L'ordre mis en ligne sur Facebook demande toutefois aux militants de "continuer à protéger leurs demeures et à rester vigilants". Le groupe accuse aussi depuis vendredi la police de pourchasser ses membres.

Le porte-parole du ministère, Khaled Tarrouche, a cependant dû rappeler cette semaine que "seules les forces de sûreté intérieure sont habilitées à maintenir l'ordre et à protéger les citoyens et leurs biens en coordination avec l'armée".

"Autant le ministère salue l'initiative de certains citoyens de protéger leurs agglomérations des actes de violences, autant il rappelle que nul ne peut remplacer l'appareil sécuritaire", a-t-il insisté.

M. Larayedh est allé sur le plateau de la télévision publique pour démentir l'existence d'un appareil de sécurité parallèle et prévenir qu'il ne saurait tolérer les patrouilles des jihadistes.

Les salafistes jihadistes, qui seraient entre 3.000 et 10.000 en Tunisie, ont mené plusieurs attaques violentes, selon les autorités, notamment celle du 14 septembre contre l'ambassade des Etats-Unis.

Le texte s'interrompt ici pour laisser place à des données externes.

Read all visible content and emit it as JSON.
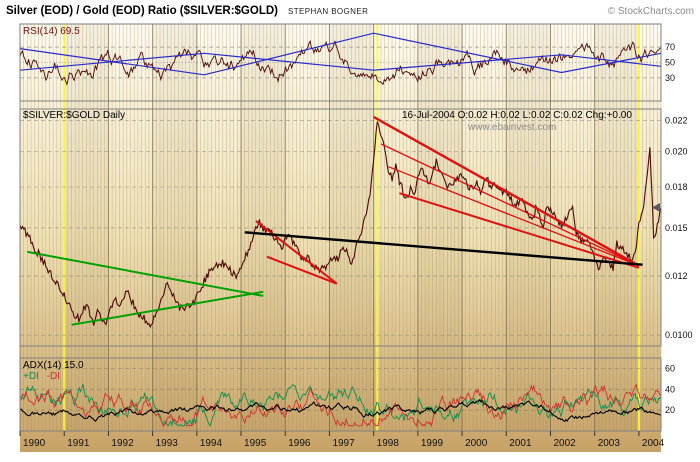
{
  "header": {
    "title": "Silver (EOD) / Gold (EOD) Ratio ($SILVER:$GOLD)",
    "author": "STEPHAN BOGNER",
    "copyright": "© StockCharts.com"
  },
  "rsi_panel": {
    "label": "RSI(14) 69.5",
    "tick_labels": [
      "70",
      "50",
      "30"
    ],
    "tick_values": [
      70,
      50,
      30
    ]
  },
  "main_panel": {
    "label": "$SILVER:$GOLD Daily",
    "ohlc": "16-Jul-2004 O:0.02 H:0.02 L:0.02 C:0.02 Chg:+0.00",
    "watermark": "www.ebainvest.com",
    "ticks": [
      {
        "label": "0.022",
        "value": 0.0225
      },
      {
        "label": "0.020",
        "value": 0.02
      },
      {
        "label": "0.018",
        "value": 0.0175
      },
      {
        "label": "0.015",
        "value": 0.015
      },
      {
        "label": "0.012",
        "value": 0.0125
      },
      {
        "label": "0.0100",
        "value": 0.01
      }
    ]
  },
  "adx_panel": {
    "label": "ADX(14) 15.0",
    "legend_plus": "+DI",
    "legend_minus": "-DI",
    "tick_labels": [
      "60",
      "40",
      "20"
    ],
    "tick_values": [
      60,
      40,
      20
    ]
  },
  "x_axis": {
    "years": [
      "1990",
      "1991",
      "1992",
      "1993",
      "1994",
      "1995",
      "1996",
      "1997",
      "1998",
      "1999",
      "2000",
      "2001",
      "2002",
      "2003",
      "2004"
    ]
  },
  "colors": {
    "maroon": "#4d0808",
    "blue": "#2a2acc",
    "green": "#00a000",
    "red": "#e01010",
    "black": "#000000",
    "yellow": "#ffff33",
    "grid_month": "#93804f",
    "grid_year": "#6f5f3e",
    "panel_border": "#7f7f7f",
    "adx_plus": "#0a8f4e",
    "adx_minus": "#d03030",
    "marker": "#5a5a5a"
  },
  "chart_data": {
    "type": "line",
    "title": "Silver (EOD) / Gold (EOD) Ratio ($SILVER:$GOLD)",
    "x_start": "1990-01",
    "x_end": "2004-07",
    "x_unit": "monthly approximation of daily ratio",
    "y_scale": "log",
    "ylim": [
      0.0096,
      0.0235
    ],
    "y_ticks": [
      0.01,
      0.0125,
      0.015,
      0.0175,
      0.02,
      0.0225
    ],
    "legend_position": "none",
    "grid": true,
    "series": [
      {
        "name": "$SILVER:$GOLD",
        "values": [
          0.0152,
          0.0149,
          0.0146,
          0.0143,
          0.0139,
          0.0136,
          0.0133,
          0.013,
          0.0127,
          0.0124,
          0.0121,
          0.0119,
          0.0116,
          0.0113,
          0.011,
          0.0108,
          0.0106,
          0.011,
          0.0112,
          0.0108,
          0.0105,
          0.0109,
          0.0107,
          0.0104,
          0.0108,
          0.0111,
          0.0114,
          0.0112,
          0.0116,
          0.0118,
          0.0115,
          0.0112,
          0.0109,
          0.0107,
          0.0106,
          0.0104,
          0.0106,
          0.0109,
          0.0113,
          0.0117,
          0.0121,
          0.0118,
          0.0115,
          0.0112,
          0.011,
          0.0112,
          0.0111,
          0.0113,
          0.0116,
          0.0119,
          0.0123,
          0.0126,
          0.0129,
          0.0131,
          0.0129,
          0.0132,
          0.013,
          0.0128,
          0.0126,
          0.0125,
          0.0129,
          0.0133,
          0.0138,
          0.0144,
          0.0149,
          0.0153,
          0.015,
          0.0147,
          0.0149,
          0.0145,
          0.0142,
          0.0139,
          0.0143,
          0.0146,
          0.0142,
          0.0139,
          0.0136,
          0.0133,
          0.0134,
          0.0131,
          0.013,
          0.0128,
          0.013,
          0.0129,
          0.0132,
          0.0135,
          0.0133,
          0.0136,
          0.0139,
          0.0137,
          0.0131,
          0.0138,
          0.0144,
          0.0151,
          0.0159,
          0.0172,
          0.0196,
          0.0225,
          0.0211,
          0.0204,
          0.0186,
          0.0181,
          0.019,
          0.0179,
          0.0172,
          0.0168,
          0.0173,
          0.0169,
          0.0181,
          0.019,
          0.0183,
          0.0176,
          0.0186,
          0.0192,
          0.0187,
          0.0179,
          0.0173,
          0.0176,
          0.0179,
          0.0182,
          0.0184,
          0.0179,
          0.0173,
          0.0176,
          0.0179,
          0.0173,
          0.0177,
          0.0179,
          0.0173,
          0.0178,
          0.0175,
          0.0171,
          0.0173,
          0.0169,
          0.0163,
          0.0165,
          0.0167,
          0.0162,
          0.0158,
          0.0153,
          0.0161,
          0.0157,
          0.0151,
          0.0162,
          0.0161,
          0.0157,
          0.0153,
          0.0151,
          0.0155,
          0.0159,
          0.0161,
          0.0148,
          0.0144,
          0.0142,
          0.0145,
          0.014,
          0.0133,
          0.0129,
          0.0132,
          0.0135,
          0.0131,
          0.0129,
          0.0141,
          0.0139,
          0.0137,
          0.0135,
          0.0133,
          0.0137,
          0.0152,
          0.0159,
          0.0179,
          0.0205,
          0.0145,
          0.0151,
          0.0162
        ]
      }
    ],
    "last_close": 0.0162,
    "ohlc_readout": {
      "date": "16-Jul-2004",
      "o": 0.02,
      "h": 0.02,
      "l": 0.02,
      "c": 0.02,
      "chg": 0.0
    },
    "rsi": {
      "label": "RSI(14)",
      "last": 69.5,
      "range": [
        0,
        100
      ],
      "ticks": [
        30,
        50,
        70
      ]
    },
    "adx": {
      "label": "ADX(14)",
      "last": 15.0,
      "ticks": [
        20,
        40,
        60
      ]
    },
    "yellow_vline_month_indices": [
      12,
      97,
      168
    ],
    "main_annotations": [
      {
        "from": [
          2,
          0.0137
        ],
        "to": [
          66,
          0.0116
        ],
        "color": "green",
        "w": 2
      },
      {
        "from": [
          14,
          0.0104
        ],
        "to": [
          66,
          0.01178
        ],
        "color": "green",
        "w": 2
      },
      {
        "from": [
          64,
          0.0154
        ],
        "to": [
          86,
          0.01215
        ],
        "color": "red",
        "w": 2
      },
      {
        "from": [
          67,
          0.01345
        ],
        "to": [
          86,
          0.01215
        ],
        "color": "red",
        "w": 2
      },
      {
        "from": [
          96,
          0.0228
        ],
        "to": [
          168,
          0.013
        ],
        "color": "red",
        "w": 2.4
      },
      {
        "from": [
          98,
          0.0206
        ],
        "to": [
          168,
          0.013
        ],
        "color": "red",
        "w": 1.3
      },
      {
        "from": [
          100,
          0.0189
        ],
        "to": [
          168,
          0.013
        ],
        "color": "red",
        "w": 1.3
      },
      {
        "from": [
          103,
          0.0171
        ],
        "to": [
          168,
          0.0129
        ],
        "color": "red",
        "w": 2
      },
      {
        "from": [
          61,
          0.01475
        ],
        "to": [
          169,
          0.01305
        ],
        "color": "black",
        "w": 2.4
      }
    ],
    "rsi_annotations": [
      {
        "points": [
          [
            0,
            68
          ],
          [
            50,
            34
          ],
          [
            96,
            88
          ],
          [
            147,
            37
          ],
          [
            174,
            62
          ]
        ],
        "color": "blue"
      },
      {
        "points": [
          [
            0,
            40
          ],
          [
            50,
            62
          ],
          [
            96,
            40
          ],
          [
            147,
            60
          ],
          [
            174,
            45
          ]
        ],
        "color": "blue"
      }
    ],
    "noise_seed": 20040716
  }
}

Des combats les ont aussi opposés aux forces tunisiennes à la frontière algérienne en décembre.

A Sidi Bouzid, berceau de la révolution tunisienne, les premières patrouilles jihadistes sont apparues dans la nuit de samedi à dimanche, soit 36 heures après les funérailles de l'opposant Chokri Belaïd, assassiné le 6 février à Tunis, selon un correspondant de l'AFP.

Le jour des funérailles, la ville avait connu des heurts entre manifestants et policiers, et les forces de l'ordre s'en étaient retirées en partie.

Les jihadistes en ont profité pour organiser leurs patrouilles avec un grand renfort de militants venus des environs de cette ville frondeuse du centre-ouest.

Leur deuxième nuit de patrouille a été marquée par des incidents avec les habitants du quartier Nour, d'où étaient parties les manifestations de décembre 2010 qui ont conduit à la chute du régime de Zine El Abidine Ben Ali.

Ansar Al-Charia a fait état d'une seule arrestation parmi ses membres ayant participé à des patrouilles à Sijoumi, banlieue pauvre de Tunis, et a affirmé jeudi que la police recherchait plusieurs de ses militants à la suite des patrouilles.

Par ailleurs, le groupe a multiplié les communiqués cette semaine, condamnant l'enterrement dans un cimetière musulman d'un "mécréant" comme Chokri Belaïd, et appelant les courants islamistes à l'unité.

Ce groupe fait partie de la mouvance salafiste qui a surgi dans le paysage politique tunisien après avoir été durement réprimée sous le régime de Ben Ali.

Le chef du mouvement, Abou Iyadh, est en cavale et nargue les services de sécurité qui le soupçonnent d'avoir orchestré l'attaque contre l'ambassade américaine, au point de rencontrer en janvier un journaliste et de lui accorder une interview.